Through acts of social virtue, human persons can effect necessary changes directly in the social environment — “the system” — conforming the institutions of the common good more closely to human nature. This establishes and maintains the proper environment for becoming virtuous. People can more easily become more fully human, because the system encourages them to become virtuous.

For many years prior to his election Pius XI had made an in-depth study of the work of Msgr. Aloysius Taparelli. Developing Taparelli’s principle of social justice (that all acts should have a “good intention” to benefit the common good), the pope appears to have realized that it is possible to bring the human person together with others in solidarity. Significantly, solidarity is not a mere feeling, but acceptance and internalization of the principles that define a group as that specific group.

Through organized action directed at building or perfecting the common good, people can secure their natural rights and restructure institutions to conform to human nature as far as possible. The work of social justice never ends, because institutions as human creations can never be perfect.

Pope Leo XIII

 

This is in sharp contrast to the principles of socialism that seek to absorb or subsume the human person into the State or collective. Socialism tries to change human nature by abolishing natural rights and conforming it to “ideal” institutions as defined by some élite.

Leo XIII’s program in Rerum Novarum took for granted what individualists and collectivists alike did not even consider possible: that people can directly access and reform the common good. Pius XI’s breakthrough in moral philosophy was the recognition of social justice as a particular virtue directed to the common good with a defined act of its own. This resolved one of the major difficulties with the social program (as distinct from the social doctrine) of Leo XIII.

Building on Leo XIII’s thought in this manner was a major advance in developing a sound theory of personalism consistent with natural law and Aristotelian-Thomist philosophy. Personalism being any school of thought or intellectual movement that focuses on the reality of the human person and each person’s unique dignity, it demands that the institutions of the common good be equally accessible by every natural person, i.e., by every human being, and thus that every person have power.

Full and direct access to the common good in turn requires more than every person being able to exercise the full spectrum of the classic individual virtues and rights. This is because individual virtues and rights only grant indirect access to the common good. A holistic understanding of rights and virtues at both the individual and social levels, however, requires that each person have direct access to the common good and all its institutions through the free exercise of the social virtues, especially social charity and social justice.

Two factors seem to have kept people from understanding the social virtues as something distinct from the individual virtues. First and foremost is the failure to realize that the social virtues are not directed to individual goods or natural persons.

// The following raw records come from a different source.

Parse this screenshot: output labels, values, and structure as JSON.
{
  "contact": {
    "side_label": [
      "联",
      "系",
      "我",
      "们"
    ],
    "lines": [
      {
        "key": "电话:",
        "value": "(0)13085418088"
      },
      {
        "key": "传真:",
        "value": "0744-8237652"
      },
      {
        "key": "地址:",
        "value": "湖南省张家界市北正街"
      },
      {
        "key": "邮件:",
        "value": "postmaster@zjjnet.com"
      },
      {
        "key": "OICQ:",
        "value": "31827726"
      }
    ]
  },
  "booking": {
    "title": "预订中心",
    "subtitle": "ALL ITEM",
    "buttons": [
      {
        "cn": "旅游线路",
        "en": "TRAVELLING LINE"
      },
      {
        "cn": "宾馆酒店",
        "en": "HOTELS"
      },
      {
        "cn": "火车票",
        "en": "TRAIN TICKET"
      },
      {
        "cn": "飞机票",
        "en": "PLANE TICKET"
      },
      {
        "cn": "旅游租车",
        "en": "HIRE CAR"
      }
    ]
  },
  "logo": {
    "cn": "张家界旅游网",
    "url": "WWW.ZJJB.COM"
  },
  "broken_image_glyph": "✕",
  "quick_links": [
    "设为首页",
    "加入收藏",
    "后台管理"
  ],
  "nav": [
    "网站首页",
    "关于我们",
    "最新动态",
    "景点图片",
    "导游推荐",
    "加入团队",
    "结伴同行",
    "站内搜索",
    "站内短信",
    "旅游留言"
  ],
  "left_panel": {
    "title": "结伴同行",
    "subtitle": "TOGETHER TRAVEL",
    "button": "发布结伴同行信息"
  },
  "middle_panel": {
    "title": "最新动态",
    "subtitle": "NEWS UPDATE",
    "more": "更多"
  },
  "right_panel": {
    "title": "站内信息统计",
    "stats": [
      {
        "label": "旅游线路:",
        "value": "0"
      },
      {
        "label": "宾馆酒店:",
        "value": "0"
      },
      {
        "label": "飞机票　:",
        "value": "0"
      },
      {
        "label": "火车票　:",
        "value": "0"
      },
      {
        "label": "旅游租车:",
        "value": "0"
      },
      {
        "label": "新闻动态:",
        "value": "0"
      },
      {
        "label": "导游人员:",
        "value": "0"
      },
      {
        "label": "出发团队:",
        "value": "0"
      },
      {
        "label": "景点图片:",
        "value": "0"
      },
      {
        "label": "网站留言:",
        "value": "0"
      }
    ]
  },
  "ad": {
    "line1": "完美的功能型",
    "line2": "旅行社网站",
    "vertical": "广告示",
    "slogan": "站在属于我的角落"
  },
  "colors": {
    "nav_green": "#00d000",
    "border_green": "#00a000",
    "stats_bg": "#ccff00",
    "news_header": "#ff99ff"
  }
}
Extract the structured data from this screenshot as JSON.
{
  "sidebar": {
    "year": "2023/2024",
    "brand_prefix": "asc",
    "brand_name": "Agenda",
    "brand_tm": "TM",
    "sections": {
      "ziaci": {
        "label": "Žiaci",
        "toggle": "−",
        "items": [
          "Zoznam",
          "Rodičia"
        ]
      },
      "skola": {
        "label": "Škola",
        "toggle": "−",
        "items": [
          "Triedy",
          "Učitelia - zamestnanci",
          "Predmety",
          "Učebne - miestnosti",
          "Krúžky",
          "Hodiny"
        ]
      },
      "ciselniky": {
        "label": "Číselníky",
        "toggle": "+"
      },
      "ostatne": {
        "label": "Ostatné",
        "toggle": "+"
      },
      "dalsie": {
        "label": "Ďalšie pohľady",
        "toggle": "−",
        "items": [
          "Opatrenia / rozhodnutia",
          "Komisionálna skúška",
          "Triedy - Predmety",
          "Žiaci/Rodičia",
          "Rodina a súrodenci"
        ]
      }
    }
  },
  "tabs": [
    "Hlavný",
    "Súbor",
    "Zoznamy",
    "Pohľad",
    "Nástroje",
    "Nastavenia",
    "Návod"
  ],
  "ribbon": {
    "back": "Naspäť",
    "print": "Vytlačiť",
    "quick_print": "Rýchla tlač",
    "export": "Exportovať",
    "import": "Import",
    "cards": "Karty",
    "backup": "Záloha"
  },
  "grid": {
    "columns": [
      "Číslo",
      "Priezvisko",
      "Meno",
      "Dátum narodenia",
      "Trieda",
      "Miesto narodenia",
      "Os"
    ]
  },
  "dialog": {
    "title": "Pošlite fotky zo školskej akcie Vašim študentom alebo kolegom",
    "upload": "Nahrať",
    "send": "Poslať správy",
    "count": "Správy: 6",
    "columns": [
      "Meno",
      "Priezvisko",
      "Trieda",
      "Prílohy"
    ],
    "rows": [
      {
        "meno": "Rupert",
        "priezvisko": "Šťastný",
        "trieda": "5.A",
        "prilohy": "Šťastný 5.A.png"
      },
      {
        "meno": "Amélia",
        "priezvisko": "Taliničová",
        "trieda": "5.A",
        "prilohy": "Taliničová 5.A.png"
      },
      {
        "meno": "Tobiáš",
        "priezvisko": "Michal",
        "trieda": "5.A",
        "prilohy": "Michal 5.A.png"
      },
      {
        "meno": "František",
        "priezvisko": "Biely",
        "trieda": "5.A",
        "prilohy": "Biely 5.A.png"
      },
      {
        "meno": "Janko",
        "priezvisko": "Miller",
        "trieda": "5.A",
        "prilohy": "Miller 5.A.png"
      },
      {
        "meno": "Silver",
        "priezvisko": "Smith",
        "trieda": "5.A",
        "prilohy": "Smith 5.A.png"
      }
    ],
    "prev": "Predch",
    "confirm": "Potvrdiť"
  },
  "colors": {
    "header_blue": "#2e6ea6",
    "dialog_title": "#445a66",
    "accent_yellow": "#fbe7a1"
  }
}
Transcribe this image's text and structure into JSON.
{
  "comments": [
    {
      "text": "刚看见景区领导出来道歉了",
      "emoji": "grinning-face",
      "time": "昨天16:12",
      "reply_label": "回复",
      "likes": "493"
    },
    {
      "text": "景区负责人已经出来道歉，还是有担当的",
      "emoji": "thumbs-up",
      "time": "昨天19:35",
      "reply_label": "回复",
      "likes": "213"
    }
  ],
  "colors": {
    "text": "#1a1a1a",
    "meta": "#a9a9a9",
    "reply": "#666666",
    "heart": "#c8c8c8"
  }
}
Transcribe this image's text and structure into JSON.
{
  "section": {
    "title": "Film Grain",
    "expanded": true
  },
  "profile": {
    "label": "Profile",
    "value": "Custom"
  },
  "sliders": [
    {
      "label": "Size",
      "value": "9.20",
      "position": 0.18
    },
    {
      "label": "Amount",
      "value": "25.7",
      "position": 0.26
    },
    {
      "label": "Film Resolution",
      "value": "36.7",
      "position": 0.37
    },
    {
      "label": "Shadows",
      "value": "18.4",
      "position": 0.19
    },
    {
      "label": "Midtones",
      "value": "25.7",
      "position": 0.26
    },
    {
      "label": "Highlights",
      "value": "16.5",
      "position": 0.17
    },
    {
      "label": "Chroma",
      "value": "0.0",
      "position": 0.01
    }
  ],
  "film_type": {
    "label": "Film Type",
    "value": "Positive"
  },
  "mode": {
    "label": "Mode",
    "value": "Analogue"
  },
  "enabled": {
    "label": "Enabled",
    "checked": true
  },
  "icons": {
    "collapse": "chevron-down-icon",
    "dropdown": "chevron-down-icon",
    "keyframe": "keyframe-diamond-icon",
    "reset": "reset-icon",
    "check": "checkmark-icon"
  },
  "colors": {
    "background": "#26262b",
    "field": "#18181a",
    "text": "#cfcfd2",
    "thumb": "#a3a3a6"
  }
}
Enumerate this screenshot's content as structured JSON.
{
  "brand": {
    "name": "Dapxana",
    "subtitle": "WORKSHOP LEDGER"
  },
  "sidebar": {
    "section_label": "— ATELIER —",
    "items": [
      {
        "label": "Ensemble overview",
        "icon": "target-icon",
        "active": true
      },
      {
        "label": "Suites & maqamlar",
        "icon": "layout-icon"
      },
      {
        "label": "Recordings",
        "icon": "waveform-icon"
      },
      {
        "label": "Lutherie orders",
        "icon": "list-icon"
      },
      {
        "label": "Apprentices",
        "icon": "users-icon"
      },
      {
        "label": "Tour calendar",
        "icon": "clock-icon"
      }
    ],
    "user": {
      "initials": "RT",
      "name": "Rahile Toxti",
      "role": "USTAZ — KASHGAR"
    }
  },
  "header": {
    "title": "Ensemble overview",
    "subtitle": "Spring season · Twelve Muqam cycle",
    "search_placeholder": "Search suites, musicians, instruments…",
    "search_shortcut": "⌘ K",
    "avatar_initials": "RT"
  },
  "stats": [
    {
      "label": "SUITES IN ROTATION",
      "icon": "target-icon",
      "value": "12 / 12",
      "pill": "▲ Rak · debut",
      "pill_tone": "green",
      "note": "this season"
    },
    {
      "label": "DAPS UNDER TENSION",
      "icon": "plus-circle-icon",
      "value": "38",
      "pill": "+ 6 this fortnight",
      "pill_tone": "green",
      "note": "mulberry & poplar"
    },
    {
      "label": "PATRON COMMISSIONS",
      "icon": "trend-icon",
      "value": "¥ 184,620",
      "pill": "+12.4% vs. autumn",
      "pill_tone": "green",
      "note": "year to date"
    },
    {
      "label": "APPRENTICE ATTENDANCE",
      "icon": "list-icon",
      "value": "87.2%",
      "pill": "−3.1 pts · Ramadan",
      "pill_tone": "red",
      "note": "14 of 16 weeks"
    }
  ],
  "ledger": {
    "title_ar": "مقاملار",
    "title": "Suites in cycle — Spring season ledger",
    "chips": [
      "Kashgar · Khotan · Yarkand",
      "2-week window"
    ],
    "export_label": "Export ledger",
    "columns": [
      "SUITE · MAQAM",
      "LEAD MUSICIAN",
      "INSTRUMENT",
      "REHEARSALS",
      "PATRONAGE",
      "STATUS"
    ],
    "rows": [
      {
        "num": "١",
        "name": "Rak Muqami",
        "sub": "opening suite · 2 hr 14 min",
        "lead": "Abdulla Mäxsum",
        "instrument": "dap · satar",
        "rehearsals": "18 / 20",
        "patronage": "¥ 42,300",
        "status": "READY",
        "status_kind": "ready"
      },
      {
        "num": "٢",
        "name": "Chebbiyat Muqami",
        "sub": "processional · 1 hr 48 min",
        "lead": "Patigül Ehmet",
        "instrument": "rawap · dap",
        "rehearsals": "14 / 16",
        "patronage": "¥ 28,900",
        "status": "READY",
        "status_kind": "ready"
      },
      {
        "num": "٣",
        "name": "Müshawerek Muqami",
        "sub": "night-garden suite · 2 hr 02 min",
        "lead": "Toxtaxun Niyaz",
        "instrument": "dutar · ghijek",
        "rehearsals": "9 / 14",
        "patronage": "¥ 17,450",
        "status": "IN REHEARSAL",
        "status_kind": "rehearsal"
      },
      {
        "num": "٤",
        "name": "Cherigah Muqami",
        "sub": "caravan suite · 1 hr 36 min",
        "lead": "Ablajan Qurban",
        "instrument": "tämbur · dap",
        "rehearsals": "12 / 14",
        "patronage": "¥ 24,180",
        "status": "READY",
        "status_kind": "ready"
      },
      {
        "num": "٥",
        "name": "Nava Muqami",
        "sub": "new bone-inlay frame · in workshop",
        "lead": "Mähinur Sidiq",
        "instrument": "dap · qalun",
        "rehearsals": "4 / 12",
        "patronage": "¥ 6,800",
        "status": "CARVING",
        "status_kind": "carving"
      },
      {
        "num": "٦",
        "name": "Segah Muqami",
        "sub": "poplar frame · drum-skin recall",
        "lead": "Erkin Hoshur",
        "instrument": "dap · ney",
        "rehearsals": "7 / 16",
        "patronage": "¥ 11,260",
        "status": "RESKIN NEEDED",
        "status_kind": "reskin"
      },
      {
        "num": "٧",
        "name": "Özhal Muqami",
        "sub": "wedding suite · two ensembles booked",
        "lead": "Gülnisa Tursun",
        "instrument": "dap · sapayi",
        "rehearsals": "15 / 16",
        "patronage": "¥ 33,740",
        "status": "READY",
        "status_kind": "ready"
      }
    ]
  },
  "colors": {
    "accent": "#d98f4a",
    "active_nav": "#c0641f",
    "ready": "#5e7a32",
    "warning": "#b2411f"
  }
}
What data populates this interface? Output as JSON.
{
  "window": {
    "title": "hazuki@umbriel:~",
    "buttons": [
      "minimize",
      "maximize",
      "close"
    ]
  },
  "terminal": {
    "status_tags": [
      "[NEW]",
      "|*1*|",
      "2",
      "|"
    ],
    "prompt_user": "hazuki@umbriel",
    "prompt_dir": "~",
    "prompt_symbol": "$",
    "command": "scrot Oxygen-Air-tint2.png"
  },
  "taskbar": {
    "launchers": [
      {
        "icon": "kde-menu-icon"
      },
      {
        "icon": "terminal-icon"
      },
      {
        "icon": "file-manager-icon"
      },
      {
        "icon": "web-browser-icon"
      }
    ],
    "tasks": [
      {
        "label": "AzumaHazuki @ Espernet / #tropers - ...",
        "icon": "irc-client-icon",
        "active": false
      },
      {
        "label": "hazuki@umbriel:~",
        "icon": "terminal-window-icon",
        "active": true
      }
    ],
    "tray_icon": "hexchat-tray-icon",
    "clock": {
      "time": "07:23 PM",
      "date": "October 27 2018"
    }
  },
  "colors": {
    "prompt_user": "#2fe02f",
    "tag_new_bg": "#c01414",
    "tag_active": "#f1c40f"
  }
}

Fr. William J. Ferree, S.M., Ph.D.

 

Social virtues (acts or habits) are directed to the “objects” of the common good and “artificial persons” — institutions that affect persons. Second, the efficient cause or subject (that which carries out the act of a virtue) of both individual virtue and social virtue is the human person.

There is, however, a difference between the efficient cause of an individual virtue and that of a social virtue. Where the efficient cause (that which carries out the act) of an individual virtue is the individual person as an individual, the efficient cause of a social virtue is the individual person as a member of a group. As Father William Ferree explained,

It is surely nothing new to suggest that man is the efficient cause of the act of social justice; but something that has not been sufficiently adverted to is that only the member of a group is capable of such an act. A completely isolated individual cannot practice social justice, even though he be a man in possession of all his powers. . . . All men, utterly regardless of any theories Aristotle may have had about foreigners, resident aliens, slaves, mechanics, and laborers, are efficient causes of social justice, insofar as they can perform any act of virtue, i.e., be in possession of the “use of reason” and exercise of their will.

Pius XI’s social doctrine thereby solved one of the most serious problems of modern life: the powerlessness and thus alienation of the human person from society — but with one critical omission. Social justice and its commanded act told precisely the theoretical who, what, when, where, and why, but it left the practical how incomplete.